The millimeter‐scale calcium alginate aqueous core capsules (mm‐CaSA‐Caps), which own high entrapment efficiency and excellent biocompatibility, have broad applications in food additives and drug delivery. However, due to pH sensitivity and thermal instability of Ca‐alginate, many chemical modifications with intense conditions are hardly conducted on the mm‐CaSA‐Caps. In this work, layer‐by‐layer assembly coating on the surface of the mm‐CaSA‐Caps was proceeded with in situ self‐polymerization of dopamine (DA) and nanoparticles under mild conditions. The colorless and transparent mm‐CaSA‐Caps became beautiful dark “pearls” of polydopamine (PDA) modified mm‐CaSA‐Caps (mm‐PDA@CaSA‐Caps), which had uniform coating of PDA. Obviously, deposition of PDA on mm‐CaSA‐Caps accelerated with higher concentration of DA, weak alkali condition of pH = 8.5, and oxidant of sodium periodate.
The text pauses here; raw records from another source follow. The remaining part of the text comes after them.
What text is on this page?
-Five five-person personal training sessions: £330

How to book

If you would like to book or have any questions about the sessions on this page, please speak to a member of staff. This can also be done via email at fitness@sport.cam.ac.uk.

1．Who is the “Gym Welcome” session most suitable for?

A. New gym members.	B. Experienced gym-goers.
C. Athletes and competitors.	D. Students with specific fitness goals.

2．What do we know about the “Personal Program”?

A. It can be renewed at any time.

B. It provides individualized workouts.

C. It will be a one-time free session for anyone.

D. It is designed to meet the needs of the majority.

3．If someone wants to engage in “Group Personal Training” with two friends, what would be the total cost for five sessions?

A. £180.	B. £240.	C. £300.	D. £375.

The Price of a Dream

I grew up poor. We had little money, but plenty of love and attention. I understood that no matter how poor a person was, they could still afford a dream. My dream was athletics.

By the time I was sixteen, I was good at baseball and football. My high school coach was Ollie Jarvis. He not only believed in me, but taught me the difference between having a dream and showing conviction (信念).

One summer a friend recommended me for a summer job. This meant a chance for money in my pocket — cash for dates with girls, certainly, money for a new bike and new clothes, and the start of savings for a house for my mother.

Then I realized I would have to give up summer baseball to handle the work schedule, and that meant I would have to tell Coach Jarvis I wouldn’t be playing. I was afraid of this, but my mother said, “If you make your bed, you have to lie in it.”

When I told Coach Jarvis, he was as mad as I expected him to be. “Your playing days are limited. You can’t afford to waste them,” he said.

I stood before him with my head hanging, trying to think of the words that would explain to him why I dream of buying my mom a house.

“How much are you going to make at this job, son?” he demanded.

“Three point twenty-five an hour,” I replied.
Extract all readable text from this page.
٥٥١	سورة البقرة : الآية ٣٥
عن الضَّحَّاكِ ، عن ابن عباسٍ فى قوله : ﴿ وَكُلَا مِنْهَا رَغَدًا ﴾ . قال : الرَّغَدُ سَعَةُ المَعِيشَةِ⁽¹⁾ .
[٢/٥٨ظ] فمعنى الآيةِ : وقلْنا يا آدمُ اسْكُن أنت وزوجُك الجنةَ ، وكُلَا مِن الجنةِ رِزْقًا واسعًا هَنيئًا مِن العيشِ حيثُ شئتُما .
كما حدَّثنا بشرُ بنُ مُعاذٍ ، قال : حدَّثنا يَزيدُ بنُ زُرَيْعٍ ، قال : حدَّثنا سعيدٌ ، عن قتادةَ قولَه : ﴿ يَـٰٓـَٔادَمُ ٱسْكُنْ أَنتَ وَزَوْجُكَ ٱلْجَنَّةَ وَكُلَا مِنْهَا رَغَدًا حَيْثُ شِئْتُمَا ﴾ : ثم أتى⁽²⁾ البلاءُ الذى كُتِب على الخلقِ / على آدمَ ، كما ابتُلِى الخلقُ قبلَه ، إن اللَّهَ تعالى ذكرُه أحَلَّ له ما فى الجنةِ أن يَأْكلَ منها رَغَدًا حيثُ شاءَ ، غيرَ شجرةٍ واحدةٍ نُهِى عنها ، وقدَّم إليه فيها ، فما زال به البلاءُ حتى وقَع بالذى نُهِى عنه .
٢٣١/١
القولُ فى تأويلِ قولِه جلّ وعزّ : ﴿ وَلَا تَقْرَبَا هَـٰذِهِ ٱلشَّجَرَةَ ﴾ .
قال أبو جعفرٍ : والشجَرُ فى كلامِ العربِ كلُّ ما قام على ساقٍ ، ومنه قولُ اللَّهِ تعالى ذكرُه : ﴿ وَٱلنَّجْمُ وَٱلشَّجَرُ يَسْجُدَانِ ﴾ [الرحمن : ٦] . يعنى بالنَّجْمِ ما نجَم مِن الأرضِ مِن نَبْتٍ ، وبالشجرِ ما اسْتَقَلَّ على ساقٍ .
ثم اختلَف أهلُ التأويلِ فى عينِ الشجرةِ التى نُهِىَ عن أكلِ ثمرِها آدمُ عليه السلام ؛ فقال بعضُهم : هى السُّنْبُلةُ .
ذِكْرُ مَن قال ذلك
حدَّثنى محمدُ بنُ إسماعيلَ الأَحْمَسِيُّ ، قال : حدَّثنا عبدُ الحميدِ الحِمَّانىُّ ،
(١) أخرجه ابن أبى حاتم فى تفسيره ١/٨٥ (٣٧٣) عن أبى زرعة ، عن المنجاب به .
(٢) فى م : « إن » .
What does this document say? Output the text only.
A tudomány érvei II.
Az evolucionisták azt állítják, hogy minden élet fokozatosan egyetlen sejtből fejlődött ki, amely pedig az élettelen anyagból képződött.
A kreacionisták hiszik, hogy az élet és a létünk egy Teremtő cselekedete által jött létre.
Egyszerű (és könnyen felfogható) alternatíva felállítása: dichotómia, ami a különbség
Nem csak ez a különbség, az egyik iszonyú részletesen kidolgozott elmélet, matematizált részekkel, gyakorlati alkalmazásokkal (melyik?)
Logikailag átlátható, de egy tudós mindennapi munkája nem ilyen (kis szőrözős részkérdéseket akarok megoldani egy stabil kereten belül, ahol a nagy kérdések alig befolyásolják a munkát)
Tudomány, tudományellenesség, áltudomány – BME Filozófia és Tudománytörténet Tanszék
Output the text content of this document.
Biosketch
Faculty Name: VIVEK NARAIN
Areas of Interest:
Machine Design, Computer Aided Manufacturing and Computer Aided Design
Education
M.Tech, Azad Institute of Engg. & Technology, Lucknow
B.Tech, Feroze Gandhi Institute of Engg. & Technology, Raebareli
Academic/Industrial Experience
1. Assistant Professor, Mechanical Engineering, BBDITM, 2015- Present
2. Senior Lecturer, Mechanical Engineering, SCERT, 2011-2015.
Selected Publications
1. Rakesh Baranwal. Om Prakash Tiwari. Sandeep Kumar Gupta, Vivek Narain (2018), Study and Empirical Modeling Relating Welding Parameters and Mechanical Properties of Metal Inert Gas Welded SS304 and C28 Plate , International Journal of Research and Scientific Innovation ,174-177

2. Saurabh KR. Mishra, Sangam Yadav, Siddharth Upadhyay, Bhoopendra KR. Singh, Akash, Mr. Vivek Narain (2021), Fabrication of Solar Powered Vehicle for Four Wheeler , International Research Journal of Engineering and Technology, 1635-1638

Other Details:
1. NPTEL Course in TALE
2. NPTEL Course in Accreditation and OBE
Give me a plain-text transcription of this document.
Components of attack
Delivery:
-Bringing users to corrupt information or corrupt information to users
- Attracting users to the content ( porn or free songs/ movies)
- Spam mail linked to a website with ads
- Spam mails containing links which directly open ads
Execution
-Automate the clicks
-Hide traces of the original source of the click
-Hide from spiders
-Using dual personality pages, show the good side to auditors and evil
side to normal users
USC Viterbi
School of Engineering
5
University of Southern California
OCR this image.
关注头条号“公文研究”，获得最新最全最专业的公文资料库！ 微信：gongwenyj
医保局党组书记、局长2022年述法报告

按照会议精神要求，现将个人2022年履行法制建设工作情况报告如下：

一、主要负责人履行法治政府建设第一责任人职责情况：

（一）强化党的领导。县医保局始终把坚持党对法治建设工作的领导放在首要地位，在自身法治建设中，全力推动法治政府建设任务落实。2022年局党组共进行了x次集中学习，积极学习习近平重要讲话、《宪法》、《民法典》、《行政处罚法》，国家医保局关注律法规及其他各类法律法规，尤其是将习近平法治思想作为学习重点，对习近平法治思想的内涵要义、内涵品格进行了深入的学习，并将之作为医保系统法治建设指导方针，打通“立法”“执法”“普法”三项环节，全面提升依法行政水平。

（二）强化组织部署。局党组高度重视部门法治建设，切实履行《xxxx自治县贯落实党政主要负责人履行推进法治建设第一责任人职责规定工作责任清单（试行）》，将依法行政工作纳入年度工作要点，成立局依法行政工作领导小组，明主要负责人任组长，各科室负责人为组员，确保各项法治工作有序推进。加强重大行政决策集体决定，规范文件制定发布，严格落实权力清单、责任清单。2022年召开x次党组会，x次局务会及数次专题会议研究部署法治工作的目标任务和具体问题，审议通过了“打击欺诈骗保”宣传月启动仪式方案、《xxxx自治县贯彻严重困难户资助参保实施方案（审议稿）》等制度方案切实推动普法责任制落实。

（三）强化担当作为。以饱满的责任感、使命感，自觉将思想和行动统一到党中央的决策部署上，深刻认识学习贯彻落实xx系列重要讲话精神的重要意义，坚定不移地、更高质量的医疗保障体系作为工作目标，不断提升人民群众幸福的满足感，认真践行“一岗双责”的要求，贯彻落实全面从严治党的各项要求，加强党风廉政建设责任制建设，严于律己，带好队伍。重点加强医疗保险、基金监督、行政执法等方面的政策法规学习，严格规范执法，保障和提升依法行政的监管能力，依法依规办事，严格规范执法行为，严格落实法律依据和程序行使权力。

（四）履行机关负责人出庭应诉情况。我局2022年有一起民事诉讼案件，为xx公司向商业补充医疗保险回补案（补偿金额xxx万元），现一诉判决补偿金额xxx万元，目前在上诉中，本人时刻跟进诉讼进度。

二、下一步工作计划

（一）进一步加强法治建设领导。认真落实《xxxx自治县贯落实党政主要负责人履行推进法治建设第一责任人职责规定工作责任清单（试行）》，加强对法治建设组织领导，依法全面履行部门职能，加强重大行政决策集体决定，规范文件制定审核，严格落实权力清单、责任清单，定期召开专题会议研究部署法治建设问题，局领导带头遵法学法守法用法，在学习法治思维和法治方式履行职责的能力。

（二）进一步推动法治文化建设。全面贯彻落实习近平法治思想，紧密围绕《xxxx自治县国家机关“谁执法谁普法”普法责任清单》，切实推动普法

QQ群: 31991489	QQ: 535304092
Water retention ratio of mm‐PDA@CaSA‐Caps also increased because of the PDA coating. The nanoparticles were easily coated on the mm‐PDA@CaSA‐Caps due to the strong adhesive property of PDA. Two‐dimensional laminar montmorillonites were adhered to mm‐PDA@CaSA‐Caps, which lead to better barrier property of capsules than that of the one‐dimensional linear multiwalled carbon nanotubes modified capsules. It was ascribed to increasing of the path length of water by sheet‐like morphology of montmorillonites. This work provided a versatile path for enhancement of barrier property of millimeter‐scale hydrogel capsules.